Addressing his Justice and Development Party's (AK Party) event on World Urbanism Day, President Recep Tayyip Erdoğan called for adoption of "horizontal architecture" instead of tall buildings that became a staple of Turkish cities in past years.
"Our ancestors would first build [social facilities] when they started building cities and towns. They would first build a mosque, then a Turkish bath and a cemetery. Houses would only be built later after they surrounded it with trees," Erdoğan told the event held in Ankara yesterday. He said this concept was not available today. "We call for horizontal architecture, not vertical architecture. You have to build social facilities first and plant trees. People should be able to say that we did everything for the environment first before they settle in a place," he said.

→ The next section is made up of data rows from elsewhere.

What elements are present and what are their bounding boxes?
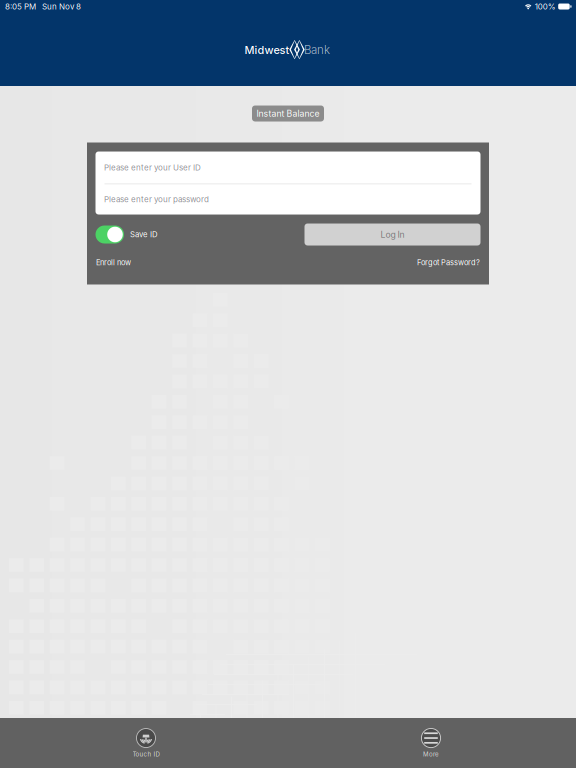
staticText: Forgot Password?	[417, 258, 480, 267]
staticText: Please enter your password	[104, 195, 209, 204]
staticText: Touch ID	[132, 750, 160, 758]
staticText: Sun Nov 8	[42, 2, 81, 11]
staticText: Enroll now	[96, 258, 131, 267]
staticText: More	[423, 750, 439, 758]
button[interactable]: Enroll now	[96, 258, 131, 268]
staticText: 100%	[535, 2, 556, 11]
staticText: Midwest	[244, 43, 290, 56]
staticText: Save ID	[130, 230, 158, 239]
button[interactable]: Please enter your User ID	[96, 152, 480, 184]
button[interactable]: Log In	[304, 224, 480, 246]
button[interactable]: Instant Balance	[252, 106, 324, 122]
staticText: Bank	[304, 43, 330, 57]
button[interactable]: Forgot Password?	[417, 258, 480, 268]
button[interactable]: Save ID	[96, 224, 158, 246]
staticText: 8:05 PM	[5, 2, 36, 11]
staticText: Log In	[380, 229, 404, 240]
staticText: Please enter your User ID	[104, 163, 201, 172]
button[interactable]: Touch ID	[101, 719, 191, 767]
button[interactable]: Please enter your password	[96, 184, 480, 214]
staticText: Instant Balance	[256, 108, 320, 119]
button[interactable]: More	[386, 719, 476, 767]
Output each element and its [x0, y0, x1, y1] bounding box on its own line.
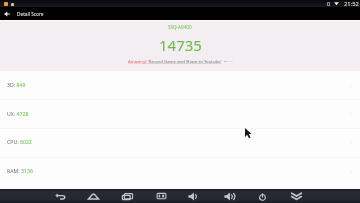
button[interactable]: Screenshot — [153, 189, 169, 203]
staticText: Detail Score — [17, 11, 44, 17]
staticText: UX: 4728 — [7, 110, 29, 117]
staticText: 21:52 — [344, 0, 359, 7]
staticText: ••• — [228, 58, 233, 64]
button[interactable]: Volume down — [185, 189, 201, 203]
staticText: CPU: 6022 — [7, 138, 32, 145]
button[interactable]: Power — [254, 189, 270, 203]
button[interactable]: Amazing! 'Record Game and Share to Youtu… — [128, 58, 233, 64]
button[interactable]: Volume up — [221, 189, 237, 203]
staticText: 0 — [327, 0, 331, 7]
staticText: SSQ-A0400 — [168, 24, 192, 30]
button[interactable]: Back — [52, 189, 68, 203]
staticText: 3D: 849 — [7, 81, 26, 88]
staticText: •• — [224, 58, 228, 64]
button[interactable]: Recent apps — [119, 189, 135, 203]
staticText: 14735 — [159, 35, 202, 55]
button[interactable]: UX: 4728 — [0, 100, 360, 129]
staticText: RAM: 3136 — [7, 167, 33, 174]
button[interactable]: Home — [85, 189, 101, 203]
button[interactable]: CPU: 6022 — [0, 128, 360, 157]
button[interactable]: Back — [0, 7, 14, 20]
button[interactable]: Hide navigation bar — [288, 189, 304, 203]
staticText: Amazing! 'Record Game and Share to Youtu… — [128, 58, 222, 64]
button[interactable]: 3D: 849 — [0, 71, 360, 100]
button[interactable]: RAM: 3136 — [0, 157, 360, 186]
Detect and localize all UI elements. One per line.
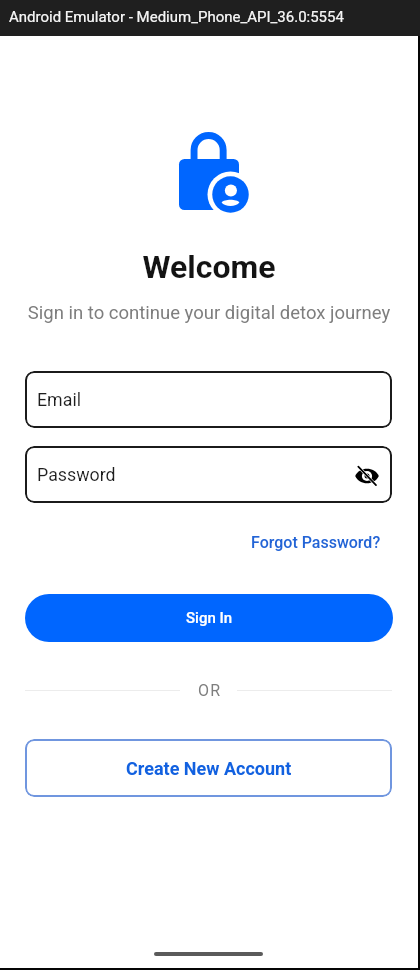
staticText: Welcome [0,248,419,286]
staticText: Password [37,464,116,485]
button[interactable]: Email [25,371,392,428]
staticText: Email [37,389,82,410]
staticText: Sign in to continue your digital detox j… [0,302,419,324]
staticText: Android Emulator - Medium_Phone_API_36.0… [9,8,344,26]
button[interactable]: Show password [349,458,385,494]
button[interactable]: Sign In [25,594,393,642]
staticText: Sign In [186,609,233,627]
staticText: Create New Account [126,758,292,779]
button[interactable]: Password [25,446,392,503]
staticText: OR [198,681,222,699]
button[interactable]: Forgot Password? [251,533,381,552]
button[interactable]: Create New Account [25,739,392,797]
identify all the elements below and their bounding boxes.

Erdoğan, a former mayor credited with the redevelopment of the country's most populated city, Istanbul, has previously expressed his worries about the current state of cities where development is "driven by personal greed rather than a consideration for people's needs."
As land is becoming scarce and worries remain on possible major disasters in the country that sits on several active fault lines, Turkey has undertaken an ambitious urban transformation project.
Old buildings, mostly those built before the 1999 earthquake that killed thousands of people in western Turkey, are gradually being demolished and property owners are relocated to new buildings as part of the project. Urban transformation is also allowing the country to rebuild haphazardly planned sections of growing cities.